The Ebola outbreak in the northeast of the Democratic Republic of Congo (DRC) was declared over today, almost two years since the first case was confirmed. The DRC Ministry of Health made the announcement after no new cases were reported 42 days since the last patient tested negative for the virus.
The outbreak started in August 2018. There were 3470 cases, 2287 lives lost and 1171 survivors, making it the second-deadliest after the one in West Africa that lasted from 2014 to 2016.
In a context of insecurity, the efforts to halt the 10th Ebola outbreak in the DRC were particularly challenging.
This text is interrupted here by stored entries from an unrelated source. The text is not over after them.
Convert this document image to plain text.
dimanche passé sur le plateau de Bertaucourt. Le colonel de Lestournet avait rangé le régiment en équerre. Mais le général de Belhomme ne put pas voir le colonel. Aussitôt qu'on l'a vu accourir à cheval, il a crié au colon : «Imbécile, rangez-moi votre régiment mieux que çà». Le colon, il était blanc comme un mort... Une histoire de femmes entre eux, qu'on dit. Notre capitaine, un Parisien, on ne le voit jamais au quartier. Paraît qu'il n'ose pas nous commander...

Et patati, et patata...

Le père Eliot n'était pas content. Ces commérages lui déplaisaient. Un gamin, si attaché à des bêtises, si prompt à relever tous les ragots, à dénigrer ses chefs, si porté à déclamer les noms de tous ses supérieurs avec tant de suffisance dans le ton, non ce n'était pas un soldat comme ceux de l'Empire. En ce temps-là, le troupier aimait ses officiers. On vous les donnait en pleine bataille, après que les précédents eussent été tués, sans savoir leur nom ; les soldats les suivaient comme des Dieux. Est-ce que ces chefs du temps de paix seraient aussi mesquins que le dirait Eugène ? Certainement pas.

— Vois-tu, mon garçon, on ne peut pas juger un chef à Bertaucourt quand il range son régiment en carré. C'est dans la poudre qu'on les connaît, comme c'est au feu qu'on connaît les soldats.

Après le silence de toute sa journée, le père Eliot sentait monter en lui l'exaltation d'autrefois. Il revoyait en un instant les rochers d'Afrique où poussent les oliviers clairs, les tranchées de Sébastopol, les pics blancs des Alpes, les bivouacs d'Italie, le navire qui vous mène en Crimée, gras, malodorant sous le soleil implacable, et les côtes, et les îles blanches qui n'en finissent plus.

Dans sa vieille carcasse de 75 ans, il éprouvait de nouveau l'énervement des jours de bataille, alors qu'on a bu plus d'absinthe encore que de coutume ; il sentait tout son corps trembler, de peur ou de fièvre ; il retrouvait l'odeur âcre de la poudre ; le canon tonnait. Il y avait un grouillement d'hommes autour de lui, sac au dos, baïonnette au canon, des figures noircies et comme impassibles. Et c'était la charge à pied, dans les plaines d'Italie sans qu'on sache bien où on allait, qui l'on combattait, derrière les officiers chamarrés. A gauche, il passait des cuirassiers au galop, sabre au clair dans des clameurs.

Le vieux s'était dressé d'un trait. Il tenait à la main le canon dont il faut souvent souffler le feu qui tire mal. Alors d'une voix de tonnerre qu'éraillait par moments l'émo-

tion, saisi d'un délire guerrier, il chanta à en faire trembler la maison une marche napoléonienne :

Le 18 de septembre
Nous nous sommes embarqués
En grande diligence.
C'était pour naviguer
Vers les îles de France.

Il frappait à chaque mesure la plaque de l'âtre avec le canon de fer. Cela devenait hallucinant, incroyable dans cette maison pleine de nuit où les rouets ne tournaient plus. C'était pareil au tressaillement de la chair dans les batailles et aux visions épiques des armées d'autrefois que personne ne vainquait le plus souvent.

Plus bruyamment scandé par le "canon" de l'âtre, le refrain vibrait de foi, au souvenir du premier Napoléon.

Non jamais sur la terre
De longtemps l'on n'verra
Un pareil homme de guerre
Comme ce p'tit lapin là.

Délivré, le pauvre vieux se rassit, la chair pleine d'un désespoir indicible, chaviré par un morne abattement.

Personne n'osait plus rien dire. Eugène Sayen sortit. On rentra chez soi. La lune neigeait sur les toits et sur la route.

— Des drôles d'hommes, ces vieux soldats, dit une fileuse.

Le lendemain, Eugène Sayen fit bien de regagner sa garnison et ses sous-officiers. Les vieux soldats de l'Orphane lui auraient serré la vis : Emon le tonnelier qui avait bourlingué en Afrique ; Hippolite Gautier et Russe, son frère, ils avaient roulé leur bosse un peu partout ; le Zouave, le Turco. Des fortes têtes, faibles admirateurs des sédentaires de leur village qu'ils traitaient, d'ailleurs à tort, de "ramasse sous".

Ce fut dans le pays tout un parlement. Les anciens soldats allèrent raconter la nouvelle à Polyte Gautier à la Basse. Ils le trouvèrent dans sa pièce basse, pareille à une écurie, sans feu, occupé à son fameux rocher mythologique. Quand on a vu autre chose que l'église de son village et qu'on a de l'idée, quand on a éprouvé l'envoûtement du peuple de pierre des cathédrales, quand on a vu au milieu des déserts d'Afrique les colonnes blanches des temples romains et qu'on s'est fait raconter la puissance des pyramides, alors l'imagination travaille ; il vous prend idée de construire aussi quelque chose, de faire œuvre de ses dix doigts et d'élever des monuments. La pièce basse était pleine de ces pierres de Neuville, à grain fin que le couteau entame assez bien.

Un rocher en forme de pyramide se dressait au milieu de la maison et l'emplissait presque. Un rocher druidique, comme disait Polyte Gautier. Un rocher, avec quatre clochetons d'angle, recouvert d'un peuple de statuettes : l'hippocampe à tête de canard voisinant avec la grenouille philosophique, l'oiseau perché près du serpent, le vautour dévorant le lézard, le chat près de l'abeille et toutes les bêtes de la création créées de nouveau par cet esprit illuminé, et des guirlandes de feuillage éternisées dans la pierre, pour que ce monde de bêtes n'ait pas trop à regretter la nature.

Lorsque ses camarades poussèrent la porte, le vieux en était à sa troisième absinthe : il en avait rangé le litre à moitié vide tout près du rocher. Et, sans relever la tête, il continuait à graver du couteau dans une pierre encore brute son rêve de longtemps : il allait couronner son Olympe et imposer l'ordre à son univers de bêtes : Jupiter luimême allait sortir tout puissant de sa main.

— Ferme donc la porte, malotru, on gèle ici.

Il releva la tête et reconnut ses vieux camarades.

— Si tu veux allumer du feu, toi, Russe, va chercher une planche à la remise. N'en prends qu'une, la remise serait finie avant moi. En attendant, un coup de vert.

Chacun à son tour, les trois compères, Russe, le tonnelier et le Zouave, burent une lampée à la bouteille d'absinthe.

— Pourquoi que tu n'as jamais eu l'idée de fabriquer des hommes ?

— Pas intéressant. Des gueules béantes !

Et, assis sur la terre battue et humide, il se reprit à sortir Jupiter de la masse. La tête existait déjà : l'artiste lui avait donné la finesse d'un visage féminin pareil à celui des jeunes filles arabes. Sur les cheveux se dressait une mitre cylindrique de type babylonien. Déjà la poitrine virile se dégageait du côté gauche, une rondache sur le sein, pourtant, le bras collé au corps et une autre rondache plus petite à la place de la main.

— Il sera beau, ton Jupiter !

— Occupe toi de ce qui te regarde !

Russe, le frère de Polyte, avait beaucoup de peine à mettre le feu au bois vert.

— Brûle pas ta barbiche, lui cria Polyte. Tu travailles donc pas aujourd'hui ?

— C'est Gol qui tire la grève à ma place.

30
Emergency teams from the World Health Organization (WHO), partner organizations, the DRC Ministry of Health and communities made huge efforts to end the outbreak.
“During the almost two years we fought the Ebola virus, WHO and partners helped strengthen the capacity of local health authorities to manage outbreaks,” says Dr Matshidiso Moeti, WHO Regional Director for Africa.
“The DRC is now better, smarter and faster at responding to Ebola and this is an enduring legacy which is supporting the response to COVID-19 and other outbreaks.”
The gains made during this response are already being applied to other public health emergencies in the DRC.
Many of the key approaches in tackling Ebola such as contact tracing, infection prevention and control and isolating patients and suspected cases are at the core of COVID-19 response in the country, where 6411 cases have been confirmed so far, with 885 recoveries and 142 deaths.
WHO is supporting countries in Africa as the COVID-19 pandemic accelerates in the region. As well as providing equipment and expertise to support the response, WHO is also helping countries to minimize disruption to essential health services and to restore a full range of services as lockdowns are eased to protect people from preventable diseases like malaria.